The Battle of Khafji

That thinking may well be outmoded. Airpower experts point to the little-noted battle of Khafji during the Gulf War as a real-world example of the disproportionate role airpower can play in a “halt phase” scenario.

Hoping to jump-start the ground war and initiate bloodletting of coalition forces in late January 1991, Saddam Hussein launched a three-division assault into Saudi Arabia. Alerted to the ground action by the Air Force’s E-8 Joint STARS aircraft, the air component commander began attacking the armored columns from the air as they moved south.
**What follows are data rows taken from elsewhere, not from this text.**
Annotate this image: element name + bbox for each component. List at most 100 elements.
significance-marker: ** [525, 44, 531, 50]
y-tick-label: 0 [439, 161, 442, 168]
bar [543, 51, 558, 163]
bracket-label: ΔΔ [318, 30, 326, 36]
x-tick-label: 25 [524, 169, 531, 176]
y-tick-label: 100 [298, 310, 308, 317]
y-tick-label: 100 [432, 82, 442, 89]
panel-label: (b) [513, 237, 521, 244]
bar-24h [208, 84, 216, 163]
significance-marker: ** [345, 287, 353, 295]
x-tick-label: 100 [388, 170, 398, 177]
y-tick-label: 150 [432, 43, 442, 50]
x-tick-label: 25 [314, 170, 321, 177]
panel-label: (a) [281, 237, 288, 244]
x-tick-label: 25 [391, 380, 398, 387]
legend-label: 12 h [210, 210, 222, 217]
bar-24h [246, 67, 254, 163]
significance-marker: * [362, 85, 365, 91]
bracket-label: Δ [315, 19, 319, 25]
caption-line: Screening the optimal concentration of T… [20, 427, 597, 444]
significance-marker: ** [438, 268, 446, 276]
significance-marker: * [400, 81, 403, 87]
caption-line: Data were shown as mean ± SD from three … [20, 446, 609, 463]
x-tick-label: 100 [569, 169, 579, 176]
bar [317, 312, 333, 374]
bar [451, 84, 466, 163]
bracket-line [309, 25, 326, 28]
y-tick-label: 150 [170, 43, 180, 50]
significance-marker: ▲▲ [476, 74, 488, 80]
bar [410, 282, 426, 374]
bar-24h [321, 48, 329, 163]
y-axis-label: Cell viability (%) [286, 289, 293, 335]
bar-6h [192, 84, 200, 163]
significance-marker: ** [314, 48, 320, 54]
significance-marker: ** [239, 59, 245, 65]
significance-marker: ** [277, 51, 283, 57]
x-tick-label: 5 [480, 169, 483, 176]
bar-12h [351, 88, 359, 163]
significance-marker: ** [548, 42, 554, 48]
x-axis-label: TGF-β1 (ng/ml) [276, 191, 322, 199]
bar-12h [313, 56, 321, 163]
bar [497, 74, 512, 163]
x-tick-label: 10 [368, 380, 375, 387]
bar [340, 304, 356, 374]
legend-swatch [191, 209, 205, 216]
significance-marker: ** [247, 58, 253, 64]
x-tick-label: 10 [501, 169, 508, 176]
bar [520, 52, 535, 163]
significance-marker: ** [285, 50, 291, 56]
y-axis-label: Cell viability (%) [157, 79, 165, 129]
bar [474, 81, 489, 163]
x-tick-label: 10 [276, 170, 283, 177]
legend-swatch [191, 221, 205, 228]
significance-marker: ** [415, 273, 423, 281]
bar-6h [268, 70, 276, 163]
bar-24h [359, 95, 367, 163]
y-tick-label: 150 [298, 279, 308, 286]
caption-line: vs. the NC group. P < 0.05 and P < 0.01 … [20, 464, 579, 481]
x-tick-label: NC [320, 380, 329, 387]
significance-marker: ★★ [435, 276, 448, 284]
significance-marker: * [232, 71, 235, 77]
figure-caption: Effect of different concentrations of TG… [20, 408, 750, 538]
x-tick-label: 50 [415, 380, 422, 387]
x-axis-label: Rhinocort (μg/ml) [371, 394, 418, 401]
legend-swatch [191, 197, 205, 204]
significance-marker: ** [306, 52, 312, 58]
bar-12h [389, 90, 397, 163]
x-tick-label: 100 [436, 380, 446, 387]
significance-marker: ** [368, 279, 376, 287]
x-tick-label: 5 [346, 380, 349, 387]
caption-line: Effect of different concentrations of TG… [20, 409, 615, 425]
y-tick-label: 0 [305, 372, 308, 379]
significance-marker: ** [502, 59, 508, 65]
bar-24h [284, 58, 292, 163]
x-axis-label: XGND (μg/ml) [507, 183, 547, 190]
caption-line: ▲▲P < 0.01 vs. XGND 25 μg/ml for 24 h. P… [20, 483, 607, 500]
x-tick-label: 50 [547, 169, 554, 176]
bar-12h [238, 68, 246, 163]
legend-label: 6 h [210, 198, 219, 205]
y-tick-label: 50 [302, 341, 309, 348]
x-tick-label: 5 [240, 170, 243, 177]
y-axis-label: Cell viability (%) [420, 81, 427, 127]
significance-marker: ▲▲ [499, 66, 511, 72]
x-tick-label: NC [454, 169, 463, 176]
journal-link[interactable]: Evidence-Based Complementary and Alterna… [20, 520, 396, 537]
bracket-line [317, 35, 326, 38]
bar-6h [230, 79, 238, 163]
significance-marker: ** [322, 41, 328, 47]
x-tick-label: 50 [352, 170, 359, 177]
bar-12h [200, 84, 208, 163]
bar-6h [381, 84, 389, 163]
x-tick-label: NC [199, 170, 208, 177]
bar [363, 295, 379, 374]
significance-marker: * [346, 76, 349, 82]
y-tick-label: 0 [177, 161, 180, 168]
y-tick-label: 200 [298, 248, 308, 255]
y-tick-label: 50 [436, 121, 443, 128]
“By the time those three divisions and 40,000 troops crossed the Saudi border,” recalled Horner, they had been so devastated that “they were defeated by 5,000 Marine Corps and Saudi National Guard troops. Because it demonstrated what airpower can do to an attacking armored force in a halt phase scenario, I believe Khafji, though largely overlooked, was the single most important land battle of Desert Storm.”

Some Army and Marine Corps leaders concede that war simulations and plans do not yet adequately reflect the decisive impact of stealth technology, precision weapons, satellite reconnaissance, and other accoutrements of modern airpower. Even so, they deride what one Marine general referred to as the Air Force’s vision of “immaculate warfare.” They sense a disconnect between it and the reality of combat through the ages.

“A major competitor in the future will not try and match the United States military–system for system,” said Maj. Gen. Robert H. Scales Jr., a doctrinal expert and commandant of the Army War College, at the CSIS symposium. “Instead he will use his own advantages, and the No. 1 enemy advantage will most likely be the collective psyche and will of his people.

“As the Germans found out in the Battle of Britain, trying to destroy enemy will through bombardment can sometimes steel that will.”

Scales said he could still recall lending fire support to American paratroopers trying to take a hill in Vietnam. “Every day I watched as aircraft dropped hundreds of bombs on top of that hill, and every night the North Vietnamese cooking fires would come on,” he said.

Airpower and land force proponents continue to debate whether recent technological advances represent a paradigm shift in the effectiveness of airpower, or evolutionary change that little alters the fundamental nature of warfare. Absent a cathartic national crisis, however, even some airpower proponents warn against expecting a seismic shift in thinking inside an institution as conservative as the Pentagon.

“Resistance to radical change is a natural human condition, and I don’t expect an institution such as the Defense Department to reform its thinking in a meaningful way absent a catastrophic failure or some threat to its existence,” said Boyd, speaking at the Eaker forum. “Yet it’s worth noting that decisions we make about our military forces today will affect their ability to respond to a crisis 20 years from now, when there may be a danger of catastrophic failure.”

James Kitfield is a defense correspondent for the National Journal in Washington. His most recent article for Air Force Magazine, “Lightning Bolts,” appeared in the April 1997 issue.